I've gone from having one every four to six days to none in over a year – that has dramatically changed my life. Although I do not know whether I am taking the test drug or a placebo, I am definitely feeling less fatigued and have now taken up running. I'm more active and generally less fearful about ordinary life. Life feels more normal again.

It has been so life changing for me, I have enrolled my daughter onto a similar study for her age group

With this being a hereditary condition, my daughter also has HAE. After my positive experience, I was thrilled to discover she could take part in a similar research study suited to her age group. 

For anyone thinking about taking part in research

I would encourage you to talk through all your concerns and fears with the Research Team and make sure that every anxiety is attended to. They can provide you with information to reassure you to make a well-informed decision. The team were so supportive and have been very friendly. My opinion about going on drug studies has completely changed. I encourage you to give it a go if it feels like it might help. You can end at it any time.

Further Information

Video Transcript

My name's Chloe. I have a condition called HEA, which is Hereditary Angioedema and I basically don't have enough enzymes to tell my body to stop swelling. 

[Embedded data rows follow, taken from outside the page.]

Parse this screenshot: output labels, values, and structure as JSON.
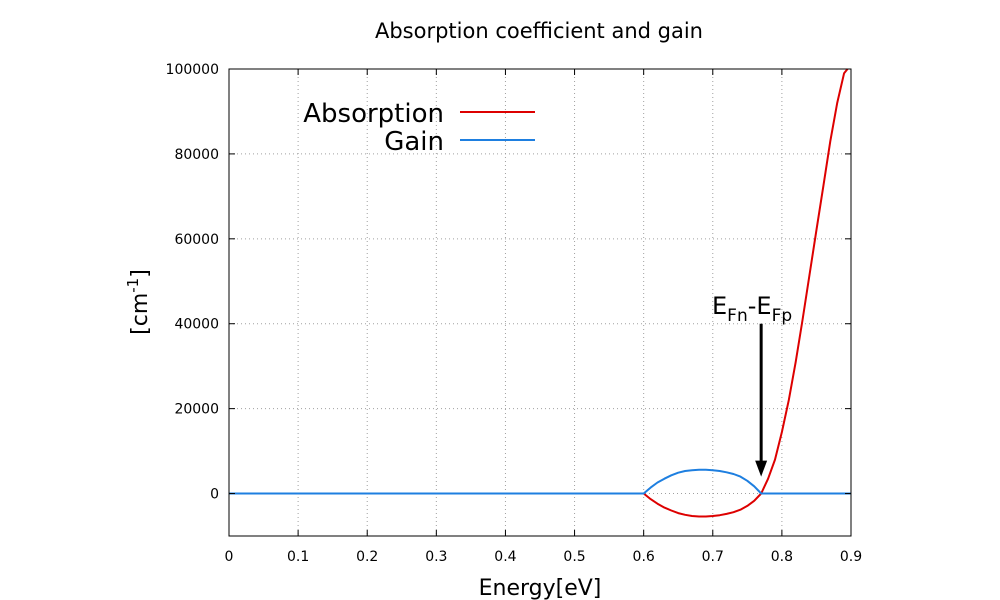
{
  "chart_data": {
    "type": "line",
    "title": "Absorption coefficient and gain",
    "xlabel": "Energy[eV]",
    "ylabel": "[cm",
    "ylabel_sup": "-1",
    "ylabel_close": "]",
    "xlim": [
      0,
      0.9
    ],
    "ylim": [
      -10000,
      100000
    ],
    "xticks": [
      0,
      0.1,
      0.2,
      0.3,
      0.4,
      0.5,
      0.6,
      0.7,
      0.8,
      0.9
    ],
    "xtick_labels": [
      "0",
      "0.1",
      "0.2",
      "0.3",
      "0.4",
      "0.5",
      "0.6",
      "0.7",
      "0.8",
      "0.9"
    ],
    "yticks": [
      0,
      20000,
      40000,
      60000,
      80000,
      100000
    ],
    "ytick_labels": [
      "0",
      "20000",
      "40000",
      "60000",
      "80000",
      "100000"
    ],
    "grid": true,
    "legend_position": "top-left",
    "series": [
      {
        "name": "Absorption",
        "color": "#dd0000",
        "x": [
          0,
          0.6,
          0.61,
          0.62,
          0.63,
          0.64,
          0.65,
          0.66,
          0.67,
          0.68,
          0.69,
          0.7,
          0.71,
          0.72,
          0.73,
          0.74,
          0.75,
          0.76,
          0.77,
          0.78,
          0.79,
          0.8,
          0.81,
          0.82,
          0.83,
          0.84,
          0.85,
          0.86,
          0.87,
          0.88,
          0.89,
          0.895
        ],
        "y": [
          0,
          0,
          -1300,
          -2400,
          -3300,
          -4000,
          -4600,
          -5000,
          -5300,
          -5400,
          -5400,
          -5300,
          -5100,
          -4800,
          -4400,
          -3800,
          -2900,
          -1700,
          0,
          3500,
          8000,
          14500,
          22000,
          31000,
          41000,
          51500,
          62000,
          72500,
          83000,
          92000,
          99000,
          100000
        ]
      },
      {
        "name": "Gain",
        "color": "#1e7fe0",
        "x": [
          0,
          0.6,
          0.61,
          0.62,
          0.63,
          0.64,
          0.65,
          0.66,
          0.67,
          0.68,
          0.69,
          0.7,
          0.71,
          0.72,
          0.73,
          0.74,
          0.75,
          0.76,
          0.77,
          0.78,
          0.9
        ],
        "y": [
          0,
          0,
          1400,
          2600,
          3500,
          4300,
          4900,
          5300,
          5500,
          5600,
          5600,
          5500,
          5300,
          5000,
          4600,
          4000,
          3000,
          1700,
          0,
          0,
          0
        ]
      }
    ],
    "annotation": {
      "label_main1": "E",
      "label_sub1": "Fn",
      "label_dash": "-E",
      "label_sub2": "Fp",
      "arrow_x": 0.77,
      "arrow_from_y": 40000,
      "arrow_to_y": 4000
    }
  }
}
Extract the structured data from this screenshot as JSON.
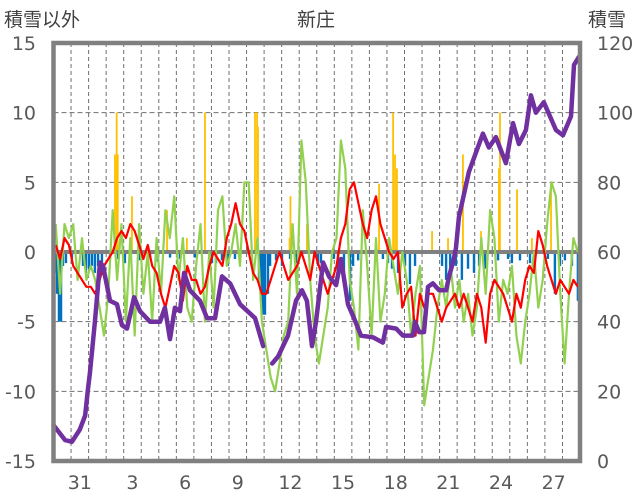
{
  "chart_data": {
    "type": "line",
    "title": "新庄",
    "left_axis_label": "積雪以外",
    "right_axis_label": "積雪",
    "left_ylim": [
      -15,
      15
    ],
    "right_ylim": [
      0,
      120
    ],
    "left_ticks": [
      "15",
      "10",
      "5",
      "0",
      "-5",
      "-10",
      "-15"
    ],
    "right_ticks": [
      "120",
      "100",
      "80",
      "60",
      "40",
      "20",
      "0"
    ],
    "x_unit": "days since Dec 30 00:00",
    "xlim": [
      0,
      30
    ],
    "x_tick_labels": [
      {
        "day": 1.5,
        "label": "31"
      },
      {
        "day": 4.5,
        "label": "3"
      },
      {
        "day": 7.5,
        "label": "6"
      },
      {
        "day": 10.5,
        "label": "9"
      },
      {
        "day": 13.5,
        "label": "12"
      },
      {
        "day": 16.5,
        "label": "15"
      },
      {
        "day": 19.5,
        "label": "18"
      },
      {
        "day": 22.5,
        "label": "21"
      },
      {
        "day": 25.5,
        "label": "24"
      },
      {
        "day": 28.5,
        "label": "27"
      }
    ],
    "grid": true,
    "colors": {
      "red": "#ff0000",
      "green": "#92d050",
      "purple": "#7030a0",
      "orange": "#ffc000",
      "blue": "#0070c0",
      "frame": "#808080"
    },
    "red_series": {
      "axis": "left",
      "x_start": 0.125,
      "x_step": 0.25,
      "values": [
        0.5,
        -0.5,
        1,
        0.5,
        -1,
        -1.5,
        -2,
        -2.5,
        -2.5,
        -3,
        -2,
        -1,
        -0.5,
        0,
        1,
        1.5,
        1,
        2,
        1.5,
        0.5,
        -0.5,
        0.5,
        -1,
        -1.5,
        -3,
        -4,
        -2.5,
        -1,
        -1.5,
        -3.5,
        -1,
        -2,
        -2,
        -3,
        -2.5,
        -1,
        0,
        -0.5,
        -1,
        1,
        2,
        3.5,
        2,
        1.5,
        0,
        -1.5,
        -2,
        -3,
        -3,
        -2,
        -1,
        0,
        -1,
        -2,
        -1.5,
        -1,
        0,
        -1,
        -2,
        0,
        -1,
        -2,
        -3,
        -2,
        -1,
        1,
        2,
        4.5,
        5,
        3.5,
        2,
        1,
        3,
        4,
        2,
        1,
        0,
        -0.5,
        0,
        -4,
        -3,
        -2.5,
        -6,
        -3,
        -4,
        -3,
        -3,
        -4,
        -5,
        -4,
        -3.5,
        -3,
        -4,
        -3,
        -4,
        -5,
        -3,
        -4,
        -6.5,
        -3,
        -2,
        -2.5,
        -3,
        -4,
        -5,
        -3,
        -4,
        -2,
        -1,
        -1.5,
        1.5,
        0.5,
        -1,
        -2,
        -3,
        -2,
        -2.5,
        -3,
        -2,
        -2.5
      ]
    },
    "green_series": {
      "axis": "left",
      "x_start": 0.125,
      "x_step": 0.25,
      "values": [
        2,
        -3,
        2,
        1,
        2,
        -2,
        1,
        -2,
        -1,
        -2,
        -4,
        -6,
        -3,
        3,
        -2,
        2,
        -5,
        1,
        -6,
        2,
        -3,
        0,
        -5,
        1,
        -3,
        3,
        1,
        4,
        -2,
        1,
        -4,
        -5,
        -1,
        2,
        -5,
        0,
        -4,
        3,
        4,
        -1,
        0,
        2,
        -1,
        5,
        5,
        -2,
        1,
        -5,
        -7,
        -9,
        -10,
        -8,
        -6,
        -5,
        2,
        -3,
        8,
        5,
        -2,
        -6,
        -8,
        -6,
        -4,
        0,
        1,
        8,
        6,
        -2,
        -4,
        -7,
        3,
        -1,
        -6,
        1,
        -5,
        -3,
        1,
        -1,
        -3,
        0,
        -2,
        -6,
        -3,
        -1,
        -11,
        -9,
        -7,
        -4,
        -2,
        -4,
        -1,
        -4,
        -2,
        -5,
        -3,
        -6,
        -4,
        1,
        -3,
        3,
        1,
        -5,
        -2,
        -3,
        -1,
        -6,
        -8,
        -5,
        -3,
        0,
        -4,
        -2,
        2,
        5,
        4,
        -3,
        -8,
        -3,
        1,
        0
      ]
    },
    "snow_depth_series": {
      "axis": "right",
      "points": [
        [
          0,
          10.3
        ],
        [
          0.66,
          6
        ],
        [
          1.05,
          5.5
        ],
        [
          1.5,
          9
        ],
        [
          1.8,
          13
        ],
        [
          1.97,
          21
        ],
        [
          2.08,
          25.5
        ],
        [
          2.36,
          40
        ],
        [
          2.65,
          57
        ],
        [
          2.82,
          56
        ],
        [
          3.22,
          46
        ],
        [
          3.62,
          45
        ],
        [
          3.9,
          39
        ],
        [
          4.19,
          38
        ],
        [
          4.59,
          47
        ],
        [
          4.93,
          43
        ],
        [
          5.5,
          40
        ],
        [
          6.07,
          40
        ],
        [
          6.35,
          44
        ],
        [
          6.64,
          35
        ],
        [
          6.92,
          44
        ],
        [
          7.21,
          43
        ],
        [
          7.44,
          54
        ],
        [
          7.78,
          49
        ],
        [
          8.35,
          46
        ],
        [
          8.75,
          41
        ],
        [
          9.2,
          41
        ],
        [
          9.6,
          53
        ],
        [
          10.06,
          51
        ],
        [
          10.63,
          45
        ],
        [
          11.49,
          41
        ],
        [
          11.95,
          33
        ],
        null,
        [
          12.46,
          28
        ],
        [
          12.8,
          30
        ],
        [
          13.36,
          36
        ],
        [
          13.82,
          46
        ],
        [
          14.16,
          49
        ],
        [
          14.44,
          46
        ],
        [
          14.73,
          33
        ],
        [
          14.96,
          40
        ],
        [
          15.36,
          57
        ],
        [
          15.7,
          53
        ],
        [
          16.1,
          50.5
        ],
        [
          16.38,
          58
        ],
        [
          16.78,
          45
        ],
        [
          17.12,
          41
        ],
        [
          17.52,
          36
        ],
        [
          18.2,
          35.5
        ],
        [
          18.77,
          34
        ],
        [
          18.95,
          38.5
        ],
        [
          19.52,
          38
        ],
        [
          19.91,
          36
        ],
        [
          20.48,
          36
        ],
        [
          20.6,
          40
        ],
        [
          20.83,
          37
        ],
        [
          21.11,
          37
        ],
        [
          21.34,
          50
        ],
        [
          21.62,
          51
        ],
        [
          21.97,
          49
        ],
        [
          22.37,
          49
        ],
        [
          22.54,
          53
        ],
        [
          22.76,
          57
        ],
        [
          22.93,
          61
        ],
        [
          23.1,
          70
        ],
        [
          23.67,
          83
        ],
        [
          24.07,
          88.5
        ],
        [
          24.47,
          94
        ],
        [
          24.81,
          90
        ],
        [
          25.21,
          93
        ],
        [
          25.78,
          85.5
        ],
        [
          26.18,
          97
        ],
        [
          26.52,
          91
        ],
        [
          26.92,
          95
        ],
        [
          27.2,
          105
        ],
        [
          27.49,
          100
        ],
        [
          27.94,
          103
        ],
        [
          28.63,
          95
        ],
        [
          29.03,
          93.5
        ],
        [
          29.49,
          99
        ],
        [
          29.66,
          113.7
        ],
        [
          29.94,
          116
        ]
      ]
    },
    "orange_bars": {
      "axis": "left",
      "points": [
        [
          3.5,
          7
        ],
        [
          3.6,
          10
        ],
        [
          3.66,
          7
        ],
        [
          4.47,
          4
        ],
        [
          6.47,
          3
        ],
        [
          7.6,
          1
        ],
        [
          8.63,
          10
        ],
        [
          11.48,
          10
        ],
        [
          11.6,
          10
        ],
        [
          11.65,
          9
        ],
        [
          13.45,
          1
        ],
        [
          13.5,
          4
        ],
        [
          14.44,
          2
        ],
        [
          18.55,
          4.9
        ],
        [
          19.35,
          10
        ],
        [
          19.46,
          7
        ],
        [
          19.57,
          6
        ],
        [
          21.57,
          1.5
        ],
        [
          22.48,
          1
        ],
        [
          23.33,
          7
        ],
        [
          24.36,
          1.5
        ],
        [
          25.38,
          6
        ],
        [
          25.44,
          10
        ],
        [
          26.41,
          4.5
        ],
        [
          27.26,
          1
        ],
        [
          28.35,
          5
        ]
      ]
    },
    "blue_bars": {
      "axis": "left",
      "points": [
        [
          0.09,
          -1.5
        ],
        [
          0.2,
          -3
        ],
        [
          0.31,
          -5
        ],
        [
          0.43,
          -5
        ],
        [
          0.54,
          -1
        ],
        [
          0.71,
          -0.8
        ],
        [
          1.05,
          -0.5
        ],
        [
          1.68,
          -1
        ],
        [
          1.85,
          -1.5
        ],
        [
          2.02,
          -1.2
        ],
        [
          2.19,
          -1
        ],
        [
          2.36,
          -1.5
        ],
        [
          2.54,
          -1
        ],
        [
          2.76,
          -1.3
        ],
        [
          3.22,
          -0.5
        ],
        [
          3.68,
          -0.5
        ],
        [
          4.07,
          -0.8
        ],
        [
          4.36,
          -0.5
        ],
        [
          4.93,
          -0.6
        ],
        [
          5.5,
          -0.4
        ],
        [
          5.95,
          -0.7
        ],
        [
          6.64,
          -0.4
        ],
        [
          7.21,
          -0.5
        ],
        [
          8.06,
          -0.4
        ],
        [
          9.03,
          -0.8
        ],
        [
          9.26,
          -0.8
        ],
        [
          9.6,
          -0.6
        ],
        [
          9.94,
          -1
        ],
        [
          10.34,
          -0.5
        ],
        [
          11.71,
          -2
        ],
        [
          11.82,
          -3.5
        ],
        [
          11.94,
          -4.5
        ],
        [
          12.05,
          -4.5
        ],
        [
          12.22,
          -3
        ],
        [
          12.34,
          -1
        ],
        [
          12.68,
          -0.6
        ],
        [
          13.02,
          -1
        ],
        [
          13.48,
          -0.5
        ],
        [
          13.82,
          -0.8
        ],
        [
          15.07,
          -1
        ],
        [
          15.24,
          -0.8
        ],
        [
          15.98,
          -0.5
        ],
        [
          16.21,
          -1.2
        ],
        [
          16.55,
          -2
        ],
        [
          16.9,
          -3.5
        ],
        [
          17.07,
          -1
        ],
        [
          17.36,
          -0.6
        ],
        [
          18.77,
          -0.5
        ],
        [
          19.06,
          -0.8
        ],
        [
          19.29,
          -1.2
        ],
        [
          19.63,
          -1.5
        ],
        [
          20.03,
          -1
        ],
        [
          20.31,
          -2.3
        ],
        [
          20.6,
          -1
        ],
        [
          22.14,
          -1
        ],
        [
          22.37,
          -2
        ],
        [
          22.6,
          -1.5
        ],
        [
          22.93,
          -1
        ],
        [
          23.27,
          -2
        ],
        [
          23.62,
          -1.2
        ],
        [
          23.96,
          -1.5
        ],
        [
          24.25,
          -1
        ],
        [
          24.59,
          -1.2
        ],
        [
          25.33,
          -0.6
        ],
        [
          25.9,
          -0.5
        ],
        [
          26.12,
          -0.8
        ],
        [
          26.58,
          -0.6
        ],
        [
          27.15,
          -0.8
        ],
        [
          27.43,
          -1.2
        ],
        [
          28.17,
          -0.5
        ],
        [
          28.57,
          -3
        ],
        [
          28.86,
          -1
        ],
        [
          29.14,
          -0.6
        ],
        [
          29.54,
          -1
        ],
        [
          29.88,
          -3.5
        ]
      ]
    }
  }
}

I took part in the trial because I was having to take injections intravenously every 4 to 6 days to manage my health. And after hearing about a trial, that meant I would have to take an injection significantly less, it felt like a really good option. And also, I'd exhausted my options with what was available for my treatment plan. 

From my experience, it’s been life changing and very, very positive to the point that I've put my daughter, who has the same hereditary condition on a trial for her age. 

So I have had no attacks. I've gone from having one every 4 to 6 days to none, which has been for over a year now. And that has dramatically changed my life. And the simple things in life is not being as fatigued I've taken up running. 

I'm more active generally and less fearful about ordinary life. Life feels more normal again. 

My opinion about going on trials has completely changed through doing one. So I encourage you to give it a go, if it feels like it might help. And to really know that you can end it any time.